The wizard convention is the following:

- table and field names are lower case
- table names have a t_ prefix
- field names have a f_ prefix
- reference fields have the same name as the table being referenced
(but with f_, not t_)

you can then use shortcuts:

Person = db.define_table('t_person',Field('f_name'))

It can be ugly but causes no ambiguities and it is easy to read.
You can also compute labels from fields names automatically

label = ' '.join(x.capitalize() for x in field_name[2:].split('_'))

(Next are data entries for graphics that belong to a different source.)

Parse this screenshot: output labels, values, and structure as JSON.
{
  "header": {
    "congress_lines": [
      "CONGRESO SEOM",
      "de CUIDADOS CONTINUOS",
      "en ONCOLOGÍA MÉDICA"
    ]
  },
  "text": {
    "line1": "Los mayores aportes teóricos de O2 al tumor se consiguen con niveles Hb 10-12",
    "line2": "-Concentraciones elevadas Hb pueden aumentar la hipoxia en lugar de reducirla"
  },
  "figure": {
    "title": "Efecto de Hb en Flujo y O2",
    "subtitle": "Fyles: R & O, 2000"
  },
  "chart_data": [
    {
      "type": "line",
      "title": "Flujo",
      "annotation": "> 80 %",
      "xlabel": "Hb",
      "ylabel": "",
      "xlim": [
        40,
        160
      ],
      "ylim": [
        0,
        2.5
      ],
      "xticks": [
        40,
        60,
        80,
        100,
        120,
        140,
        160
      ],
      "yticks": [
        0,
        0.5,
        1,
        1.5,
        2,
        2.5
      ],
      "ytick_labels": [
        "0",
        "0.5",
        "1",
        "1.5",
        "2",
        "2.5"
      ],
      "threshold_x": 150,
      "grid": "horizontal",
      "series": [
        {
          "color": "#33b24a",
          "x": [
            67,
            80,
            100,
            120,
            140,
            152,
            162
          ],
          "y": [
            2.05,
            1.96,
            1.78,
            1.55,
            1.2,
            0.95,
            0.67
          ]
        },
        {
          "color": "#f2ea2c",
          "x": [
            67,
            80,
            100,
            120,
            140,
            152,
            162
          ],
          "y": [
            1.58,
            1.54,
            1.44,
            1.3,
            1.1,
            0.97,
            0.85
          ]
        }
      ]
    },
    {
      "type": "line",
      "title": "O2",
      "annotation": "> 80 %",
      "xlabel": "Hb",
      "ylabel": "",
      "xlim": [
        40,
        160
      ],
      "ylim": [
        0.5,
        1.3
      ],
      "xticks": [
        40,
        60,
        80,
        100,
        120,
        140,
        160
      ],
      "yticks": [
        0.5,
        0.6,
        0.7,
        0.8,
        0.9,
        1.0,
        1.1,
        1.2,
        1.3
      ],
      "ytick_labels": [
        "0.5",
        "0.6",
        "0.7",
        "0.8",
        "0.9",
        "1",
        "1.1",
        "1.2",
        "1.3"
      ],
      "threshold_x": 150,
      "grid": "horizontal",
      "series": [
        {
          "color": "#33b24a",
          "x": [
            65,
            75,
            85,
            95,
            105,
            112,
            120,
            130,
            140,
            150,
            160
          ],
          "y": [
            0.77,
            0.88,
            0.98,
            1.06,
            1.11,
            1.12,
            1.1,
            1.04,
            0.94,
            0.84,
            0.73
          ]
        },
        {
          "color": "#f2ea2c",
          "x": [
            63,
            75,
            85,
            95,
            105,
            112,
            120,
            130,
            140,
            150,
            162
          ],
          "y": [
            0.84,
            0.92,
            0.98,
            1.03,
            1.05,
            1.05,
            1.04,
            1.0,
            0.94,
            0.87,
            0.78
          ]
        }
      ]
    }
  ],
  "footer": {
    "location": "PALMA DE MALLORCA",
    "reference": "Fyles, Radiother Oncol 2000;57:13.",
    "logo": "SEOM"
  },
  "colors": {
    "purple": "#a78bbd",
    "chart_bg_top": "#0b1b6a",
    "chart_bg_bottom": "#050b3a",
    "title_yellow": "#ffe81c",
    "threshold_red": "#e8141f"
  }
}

On Feb 1, 10:12 pm, Martin Barnard <barnard.mar...@gmail.com> wrote:
> I'd be cautious about some of those field names. I'm not about to look them
> up, but they look suspiciously like they may collide with reserved words.
> I'm looking particularly hard at 'type' and 'text'. You may want to check
> that.
>
> Martin.
>
> I don't mind typing the extra characters now that work bought me one of
> these <http://www.kinesis-ergo.com/advantage_pro.htm> :)
>
> On 1 February 2011 23:08, howesc <how...@umich.edu> wrote:
>
>
>
>
>
>
>
> > i try to use pythonic naming conventions in my database.
>
> > i prefer:
> > db.define_table('address_type',
> > Field('name'))
>
> > db.define_table('contact',
> > Field('name'))
>
> > db.define_table('address',
> > Field('contact', db.contact),
> > Field('type', db.address_type),
> > Field('text'))
>
> > but perhaps mainly because i don't like to type all those extra characters.